Create a unique participant ID by combining UKB data field IDs
Source:R/link_ukb.R
create_unique_id.Rd
Creates a unique participant ID by concatenating values from a selection of UKB data fields. An error is raised if the final ID column contains non-unique values. Manual validation of any subsequent linkage is strongly advised.
Usage
create_unique_id(
ukb_main,
ukb_data_dict = ukbwranglr::get_ukb_data_dict(),
field_ids = c("31", "52", "34", "21000", "53", "96", "50"),
instances = "0",
id_col = "..unique_id",
remove = TRUE,
.ignore_duplicate_ids = FALSE
)
Arguments
- ukb_main
A data frame - a UKB main dataset.
- ukb_data_dict
The UK Biobank data dictionary (available data online).
- field_ids
A character vector of fields IDs that will be used to create the new unique ID column.
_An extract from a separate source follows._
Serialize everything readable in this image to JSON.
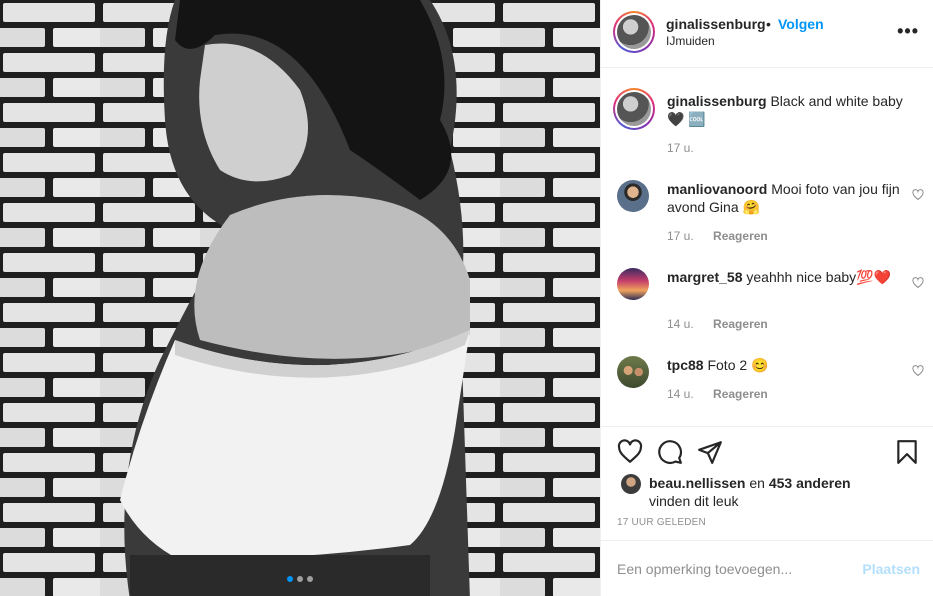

These should match the values under column 'Field' in the UK Biobank data dictionary.
- instances
A character vector of instances to include when generating the new unique ID column. Should contain one or more of the following digits: '0', '1', '2', '3'. Note that more recent datasets may include instances that are not present in older datasets. By default only the first instance is used.
- id_col
Name of the the new column to be created.
- remove
If
TRUE
, remove input columns from output data frame.- .ignore_duplicate_ids
If
TRUE
, allow duplicate ID values and raise a warning if any are found. May be helpful for debugging. By default this isFALSE
.
Details
By default, the following field IDs are used: 31 (Sex), 52 (Month of birth), 34 (Year of birth), 21000 (Ethnic background), 53 (Date of attending assessment centre), 96 (Time since interview start at which blood pressure screen(s) shown), and 50 (Standing height). Any columns of type factor will be converted to type integer.